そのあまりに打てども響かぬ様子を見続けて、これもやはりというか、結局は太知が先に折れることになった。


(お前は何が言いたいんだ?)的な表情で首を傾げ、こちらを見つめている亜生を見ながら、太知は深く、どんよりとした溜め息を吐くと、さも呆れかえった顔をして説明を始める。


「……あのな、時間的余裕が前回よりはあったというのは確かだよ。そこは認めるさ。けど、その余裕が微塵も機能してないんだよ……」

「何故?」

「あのクソ天使が乱入してきたからに決まってんだろうがっ!」


またしても怒声。


つい今しがたにあった出来事も忘れているのかという苛立ちから。


ところが、

言われた亜生はといえば、反応こそした。


したが、

その反応というのが目を少しく見開いて、小さくうなずくという(あー、そういえばそうだったね)程度の軽い反応だったため、太知がせっかく張り直した緊張の糸はその一瞬で綺麗に切り落とされる。


噛み合わないのは理解していたつもりだった。


だが、

悲しいかな、本当に(理解していたつもりだった)だけという現実。


感情の切り替え速度の違いといい、やはり亜生とは分かり合える自信が無い。


とはいえ、これももっともなことだ。


人間同士でさえ、互いを理解し合うのはほぼ不可能だというのに、悪魔などという非現実的な存在と分かり合えるほうがおかしい。


諦め、太知はうなだれて力無く亜生に話を戻す。


「……もういい。

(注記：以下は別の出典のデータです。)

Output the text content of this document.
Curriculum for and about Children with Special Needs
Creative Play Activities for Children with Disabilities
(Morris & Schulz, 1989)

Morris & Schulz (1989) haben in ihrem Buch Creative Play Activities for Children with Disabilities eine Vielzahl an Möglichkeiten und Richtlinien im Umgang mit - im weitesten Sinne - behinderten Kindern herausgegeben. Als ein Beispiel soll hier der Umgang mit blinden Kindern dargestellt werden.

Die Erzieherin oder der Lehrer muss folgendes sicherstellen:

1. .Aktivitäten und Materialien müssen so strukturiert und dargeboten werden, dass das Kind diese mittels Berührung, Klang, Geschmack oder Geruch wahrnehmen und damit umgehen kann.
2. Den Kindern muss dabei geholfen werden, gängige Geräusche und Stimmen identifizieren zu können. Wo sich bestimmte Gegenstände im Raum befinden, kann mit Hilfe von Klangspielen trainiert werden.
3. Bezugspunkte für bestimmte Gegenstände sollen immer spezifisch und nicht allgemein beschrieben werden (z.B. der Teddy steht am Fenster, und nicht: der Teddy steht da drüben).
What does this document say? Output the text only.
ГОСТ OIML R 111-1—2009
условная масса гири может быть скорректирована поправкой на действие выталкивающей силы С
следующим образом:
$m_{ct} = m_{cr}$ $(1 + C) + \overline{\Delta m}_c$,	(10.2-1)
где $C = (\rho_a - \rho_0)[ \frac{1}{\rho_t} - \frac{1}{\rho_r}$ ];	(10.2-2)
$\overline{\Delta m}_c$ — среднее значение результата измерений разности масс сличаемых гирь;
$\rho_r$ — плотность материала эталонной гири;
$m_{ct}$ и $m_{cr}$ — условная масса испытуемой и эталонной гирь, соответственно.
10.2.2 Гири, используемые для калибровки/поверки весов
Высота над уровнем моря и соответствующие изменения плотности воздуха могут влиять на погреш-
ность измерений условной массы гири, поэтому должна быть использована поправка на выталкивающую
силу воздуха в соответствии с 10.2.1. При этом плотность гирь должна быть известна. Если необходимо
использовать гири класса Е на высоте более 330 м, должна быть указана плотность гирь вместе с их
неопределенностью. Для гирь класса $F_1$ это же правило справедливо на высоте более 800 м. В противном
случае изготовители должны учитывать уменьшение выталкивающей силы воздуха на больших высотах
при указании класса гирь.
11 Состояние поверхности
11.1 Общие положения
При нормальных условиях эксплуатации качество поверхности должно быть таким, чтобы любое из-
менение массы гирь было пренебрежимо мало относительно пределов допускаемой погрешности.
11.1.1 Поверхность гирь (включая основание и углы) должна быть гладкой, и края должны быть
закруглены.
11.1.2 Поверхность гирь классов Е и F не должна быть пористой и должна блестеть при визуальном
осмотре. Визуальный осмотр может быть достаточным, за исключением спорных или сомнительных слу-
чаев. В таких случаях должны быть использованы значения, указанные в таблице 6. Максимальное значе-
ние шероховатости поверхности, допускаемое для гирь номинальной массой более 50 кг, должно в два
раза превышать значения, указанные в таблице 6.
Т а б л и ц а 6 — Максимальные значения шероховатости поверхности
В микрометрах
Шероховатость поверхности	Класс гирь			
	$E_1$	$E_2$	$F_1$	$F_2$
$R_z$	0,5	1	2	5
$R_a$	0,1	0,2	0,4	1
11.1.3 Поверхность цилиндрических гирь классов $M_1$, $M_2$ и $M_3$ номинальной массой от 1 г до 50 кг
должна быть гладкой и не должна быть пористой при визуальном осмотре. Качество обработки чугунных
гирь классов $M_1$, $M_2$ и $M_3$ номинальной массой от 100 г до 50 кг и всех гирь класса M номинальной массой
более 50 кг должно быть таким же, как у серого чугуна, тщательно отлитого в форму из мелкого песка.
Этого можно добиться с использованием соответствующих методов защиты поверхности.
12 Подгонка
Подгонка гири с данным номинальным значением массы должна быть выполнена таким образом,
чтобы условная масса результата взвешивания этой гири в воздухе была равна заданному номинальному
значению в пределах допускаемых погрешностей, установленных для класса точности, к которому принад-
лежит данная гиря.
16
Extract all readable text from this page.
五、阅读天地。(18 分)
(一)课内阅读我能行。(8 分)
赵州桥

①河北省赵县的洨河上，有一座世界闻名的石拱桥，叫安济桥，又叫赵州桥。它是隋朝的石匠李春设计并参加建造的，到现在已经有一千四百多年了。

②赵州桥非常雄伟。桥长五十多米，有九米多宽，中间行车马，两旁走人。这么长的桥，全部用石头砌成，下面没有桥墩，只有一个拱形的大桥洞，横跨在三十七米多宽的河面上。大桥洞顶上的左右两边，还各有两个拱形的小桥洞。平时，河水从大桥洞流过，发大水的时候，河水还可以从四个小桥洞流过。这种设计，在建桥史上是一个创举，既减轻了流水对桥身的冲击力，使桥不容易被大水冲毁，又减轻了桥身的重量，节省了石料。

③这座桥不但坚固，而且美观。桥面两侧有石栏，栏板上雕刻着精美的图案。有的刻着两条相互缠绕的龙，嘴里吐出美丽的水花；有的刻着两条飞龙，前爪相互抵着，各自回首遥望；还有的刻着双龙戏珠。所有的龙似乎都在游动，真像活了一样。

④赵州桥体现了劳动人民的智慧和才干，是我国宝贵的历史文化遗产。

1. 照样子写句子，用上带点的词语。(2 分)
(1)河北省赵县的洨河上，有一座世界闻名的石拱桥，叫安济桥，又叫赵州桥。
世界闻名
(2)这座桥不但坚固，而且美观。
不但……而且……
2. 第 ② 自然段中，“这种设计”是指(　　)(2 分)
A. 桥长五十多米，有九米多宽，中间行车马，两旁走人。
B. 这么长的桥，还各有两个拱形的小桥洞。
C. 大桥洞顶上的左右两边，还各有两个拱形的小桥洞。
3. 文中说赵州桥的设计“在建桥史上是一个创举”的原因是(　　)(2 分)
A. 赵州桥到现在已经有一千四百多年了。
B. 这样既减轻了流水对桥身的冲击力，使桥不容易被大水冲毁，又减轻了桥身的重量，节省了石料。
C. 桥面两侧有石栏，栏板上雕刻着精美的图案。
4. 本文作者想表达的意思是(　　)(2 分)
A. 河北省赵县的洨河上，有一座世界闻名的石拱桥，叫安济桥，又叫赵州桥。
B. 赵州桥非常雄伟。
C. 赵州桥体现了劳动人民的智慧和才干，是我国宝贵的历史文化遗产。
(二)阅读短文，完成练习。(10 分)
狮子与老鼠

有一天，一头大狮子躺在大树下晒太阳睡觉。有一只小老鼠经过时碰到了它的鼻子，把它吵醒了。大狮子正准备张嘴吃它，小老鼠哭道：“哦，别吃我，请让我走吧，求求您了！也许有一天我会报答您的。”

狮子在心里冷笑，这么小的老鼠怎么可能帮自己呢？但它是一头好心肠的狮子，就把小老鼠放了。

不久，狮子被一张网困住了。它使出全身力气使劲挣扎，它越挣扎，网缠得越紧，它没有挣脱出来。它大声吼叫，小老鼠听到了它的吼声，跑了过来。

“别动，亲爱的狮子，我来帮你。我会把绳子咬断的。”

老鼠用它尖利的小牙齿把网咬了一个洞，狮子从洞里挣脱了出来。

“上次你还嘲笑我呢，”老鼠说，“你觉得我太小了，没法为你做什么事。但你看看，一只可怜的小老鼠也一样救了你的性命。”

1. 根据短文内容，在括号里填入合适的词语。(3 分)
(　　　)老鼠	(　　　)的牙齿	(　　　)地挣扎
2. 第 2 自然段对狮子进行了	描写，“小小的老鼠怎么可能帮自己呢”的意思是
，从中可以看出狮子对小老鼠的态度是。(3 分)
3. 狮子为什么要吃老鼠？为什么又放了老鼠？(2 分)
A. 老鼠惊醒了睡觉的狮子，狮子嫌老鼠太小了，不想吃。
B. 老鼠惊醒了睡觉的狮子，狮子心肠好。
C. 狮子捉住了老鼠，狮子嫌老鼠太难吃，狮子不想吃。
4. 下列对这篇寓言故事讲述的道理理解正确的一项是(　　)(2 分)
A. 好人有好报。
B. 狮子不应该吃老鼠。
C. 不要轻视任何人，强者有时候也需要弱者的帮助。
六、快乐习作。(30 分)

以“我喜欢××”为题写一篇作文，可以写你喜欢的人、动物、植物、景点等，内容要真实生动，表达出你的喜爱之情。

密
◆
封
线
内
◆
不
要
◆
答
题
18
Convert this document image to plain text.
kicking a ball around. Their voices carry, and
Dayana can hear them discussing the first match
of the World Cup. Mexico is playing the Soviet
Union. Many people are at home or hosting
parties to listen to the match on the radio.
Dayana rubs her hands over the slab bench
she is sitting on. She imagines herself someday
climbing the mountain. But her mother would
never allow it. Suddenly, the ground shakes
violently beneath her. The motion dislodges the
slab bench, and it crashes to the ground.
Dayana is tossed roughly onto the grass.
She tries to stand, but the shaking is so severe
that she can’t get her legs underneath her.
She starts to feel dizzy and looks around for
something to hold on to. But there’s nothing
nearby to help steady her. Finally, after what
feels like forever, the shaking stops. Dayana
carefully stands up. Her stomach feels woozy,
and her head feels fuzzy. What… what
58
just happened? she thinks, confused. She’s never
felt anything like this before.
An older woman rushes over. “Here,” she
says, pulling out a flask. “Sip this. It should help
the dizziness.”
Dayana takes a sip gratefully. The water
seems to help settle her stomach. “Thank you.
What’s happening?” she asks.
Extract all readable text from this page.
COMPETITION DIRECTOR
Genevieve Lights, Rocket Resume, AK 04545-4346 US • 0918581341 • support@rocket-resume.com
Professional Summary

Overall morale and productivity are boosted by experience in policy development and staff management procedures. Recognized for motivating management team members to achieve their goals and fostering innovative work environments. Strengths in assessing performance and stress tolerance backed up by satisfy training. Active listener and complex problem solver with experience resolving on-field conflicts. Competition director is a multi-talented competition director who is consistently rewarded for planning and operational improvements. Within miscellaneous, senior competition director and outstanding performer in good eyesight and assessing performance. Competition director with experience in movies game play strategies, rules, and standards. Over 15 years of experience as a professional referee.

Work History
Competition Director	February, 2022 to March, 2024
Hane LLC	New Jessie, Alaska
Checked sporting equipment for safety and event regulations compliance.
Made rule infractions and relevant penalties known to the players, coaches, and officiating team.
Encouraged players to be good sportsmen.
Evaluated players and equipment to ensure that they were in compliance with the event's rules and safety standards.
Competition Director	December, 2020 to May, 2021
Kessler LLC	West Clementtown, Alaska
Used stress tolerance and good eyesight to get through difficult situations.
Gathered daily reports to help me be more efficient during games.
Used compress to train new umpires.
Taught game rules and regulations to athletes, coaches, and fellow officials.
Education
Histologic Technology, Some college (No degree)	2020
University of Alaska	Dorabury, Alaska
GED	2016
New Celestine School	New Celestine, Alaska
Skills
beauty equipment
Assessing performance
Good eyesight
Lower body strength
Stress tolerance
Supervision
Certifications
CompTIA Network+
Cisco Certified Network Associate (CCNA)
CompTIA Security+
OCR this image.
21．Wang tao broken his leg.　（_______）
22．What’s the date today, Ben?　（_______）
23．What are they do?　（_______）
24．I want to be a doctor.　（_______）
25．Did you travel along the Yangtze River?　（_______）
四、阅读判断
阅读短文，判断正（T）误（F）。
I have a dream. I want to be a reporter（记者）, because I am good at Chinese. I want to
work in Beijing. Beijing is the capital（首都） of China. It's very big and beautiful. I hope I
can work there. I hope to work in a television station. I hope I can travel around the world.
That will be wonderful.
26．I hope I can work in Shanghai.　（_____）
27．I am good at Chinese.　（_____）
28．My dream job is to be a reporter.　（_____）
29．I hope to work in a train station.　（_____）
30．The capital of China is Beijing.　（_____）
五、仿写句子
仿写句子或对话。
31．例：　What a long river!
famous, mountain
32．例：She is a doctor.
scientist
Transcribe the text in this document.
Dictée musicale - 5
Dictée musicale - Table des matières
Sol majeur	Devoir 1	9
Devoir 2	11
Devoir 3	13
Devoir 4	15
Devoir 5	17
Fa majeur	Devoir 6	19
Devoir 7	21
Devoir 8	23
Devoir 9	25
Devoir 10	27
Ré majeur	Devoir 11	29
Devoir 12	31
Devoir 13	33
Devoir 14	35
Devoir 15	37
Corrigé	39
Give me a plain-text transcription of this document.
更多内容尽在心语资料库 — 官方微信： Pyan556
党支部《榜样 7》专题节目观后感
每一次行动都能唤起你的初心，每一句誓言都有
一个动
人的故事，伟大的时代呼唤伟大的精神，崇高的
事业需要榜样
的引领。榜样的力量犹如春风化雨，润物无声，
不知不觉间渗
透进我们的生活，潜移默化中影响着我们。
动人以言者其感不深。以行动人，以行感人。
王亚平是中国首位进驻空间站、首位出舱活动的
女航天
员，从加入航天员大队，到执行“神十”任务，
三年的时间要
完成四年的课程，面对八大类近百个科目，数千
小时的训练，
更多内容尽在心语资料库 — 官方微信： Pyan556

疲れたから話を進めてくれ……」

「随分と気抜けしてるね。それで本当に大丈夫なのか疑わしいが……まあ時間も無いし、話を続けようか」

「頼む……」

「天使が話していた内容と行動から推測するに、あいつは各ゲーム終了後に負けた人間を片っ端から殺す気だ。とすると、これから始まる二回戦は正真正銘の命懸けになる。とりあえず私が出来る限りの助力はするから、とにかく今は勝つことだけに集中しな」


太知としては、そんなことは言われなくても分かっていると言いたい気分に苛まれた。


あまりに分かりきっていることを繰り返されても困る。


というより、そこを考える余裕があるならまず、あの天使に勝つ方法を考えろと喉まで言葉が出かかったが、時間が無いのも確かなようだし、加えて目先のゲームが終わってくれないと考えるのにも集中できそうにないと思い直し、その場は口をつぐんで大人しくうなずいた。


「ふむ、話をスムーズに飲み込んでもらえると、こっちもやりやすいね。ま、ゲームのほうは心配しないでいいさ。何せ、あんたには私っていう頼もしい味方がついてる。サヤと私とで、ゲームの勝ちは拾ってやるから、あんたはその間にあの天使への対抗策でも考えてておくれ。お得意の知恵働きを見せる文字通りの見せ場だよ」


この言葉にも、太知は黙って首を縦に振る。


実際、あの殺戮天使が出張ってきた以上、考えるべきはゲームのことより天使への対策だ。


あれほど躊躇、逡巡無く人を殺すやつが関わってきたとなると、優先順位は当然に変わる。


まず、どうやってあの天使からゲームに負けた人間を守るか。

加え、どうやってあの天使を倒すか。


事実として、以前に亜生は天使に負けている。


これが力の差によるものなのか。

それとも戦略の差か。


その辺りもあとで詳しく聞かなければならないだろう。


などと、

そぞろに思考を巡らせているうちに、変化は始まった。


以前と同じ。

周囲の色彩が歪むような変化。


「さあ、始まるよ。ふたりとも気合いを入れな」


パンッ、と手を叩いて亜生が言う。


それを聞きながら、太知は軽いめまいでも起こしているような錯覚を感じるこの現象に身を委ねつつ、ふと横を見た。


そこには、

自分と同じく二度目の変異に戸惑うサヤの姿がある。


いつの間にここへ移動してきたのかはもう不思議にも思わない。

悪魔のすること、出来ることに理屈を求めるのはナンセンスだ。


と、

思いながら何気無く地面の感触もあいまいなこの変化に、分かりやすく困惑している様子のサヤを太知は見ていると、ふいにサヤもこちらを向いた。


一瞬、目が合う。


見えたのは、


困惑とは違う、何か他の感情。

太知と目が合った瞬間に見せた感情。


しかし、それも露の間。


サヤの心理を探ろうと太知が思考する間も無く、サヤは目を逸らし、顔を伏せてしまった。


その理由を、お察しになれるだろうが、太知はどういうことだか分からずに不思議そうな表情を浮かべる。


そんな様子を横目に見、呆れた顔をする亜生にも気づかずに。